Me virei para ver quem chamara meu nome, apenas para encontrar Henry Tarasova andando — e mancando com uma das pernas — em minha direção com um largo sorriso no rosto. Um total contraste com Celine Han, a chefe de segurança que estava atrás dele, pois ela me olhava como se quisesse me matar. Dimitri certa vez me dissera que, apesar de ser assustadora, Celine era uma das melhores pessoas que ele conhecia. Ainda precisava de mais provas para acreditar nisso, pois, até agora, ela só demonstrara desprezo em relação à mim.
— Henry! — o cumprimentei com o abraço. — É estranho te ver por aqui. Um estranho bom, quero dizer.
Henry riu.
— Eu estava indo jogar a Celine na fonte de água, você sabe, para dar uma esfriada na cabeça dela. Ela ficou puta porque eu ganhei quando estávamos treinando.
— Conseguir me derrubar uma vez não é ganhar. — falou Celine, sua voz era tão severa quanto seus olhos, e suas palavras soavam ácidas e gélidas.
— Depois de tanto tempo sem conseguir nem atingir um golpe em você, sim, isso é uma vitória. — rebateu Henry. — E eu ainda vou ficar melhor que você. Marque minhas palavras.
— Não vai não. — respondeu a chefe de segurança, convicta.
— Vou sim.
— Não vai não.
— Vou sim.
— Pessoal? — interrompi aquela discussão com um sorriso envergonhado. — Vocês sabem se Dimitri está?
Celine gargalhou de forma amargurada, e eu não entendi o motivo. Henry, por sua vez, lançou um olhar de aviso à mulher e se voltou para mim:
— Ele está lá em cima, no escritório.

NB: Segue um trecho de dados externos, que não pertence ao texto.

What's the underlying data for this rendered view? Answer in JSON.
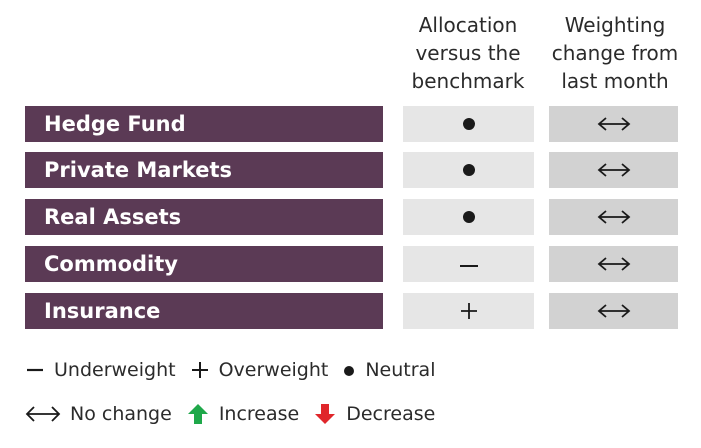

É a porta na frente do nosso apartamento, pode ir lá.
Agradeci ao Tarasova de cabelos cacheados e fui pegar o elevador para me locomover ao andar do escritório, tentando não pensar muito em todas as outras vezes que eu passara por aqueles espaços, durante aquele verão. Com o meu olhar artístico, analisei cada detalhe, procurando por mudanças ou constâncias. Ao chegar no final do corredor, me deparei com a porta do apartamento dos Tarasova no hotel. A encarei por alguns segundos, deixando o sentimento de nostalgia me dominar. Mas, em vez de entrar nela como faria oito anos atrás, eu me virei para a porta do escritório e bati nela. Uma, duas, três vezes. Chamei por Dimitri. Sem resposta.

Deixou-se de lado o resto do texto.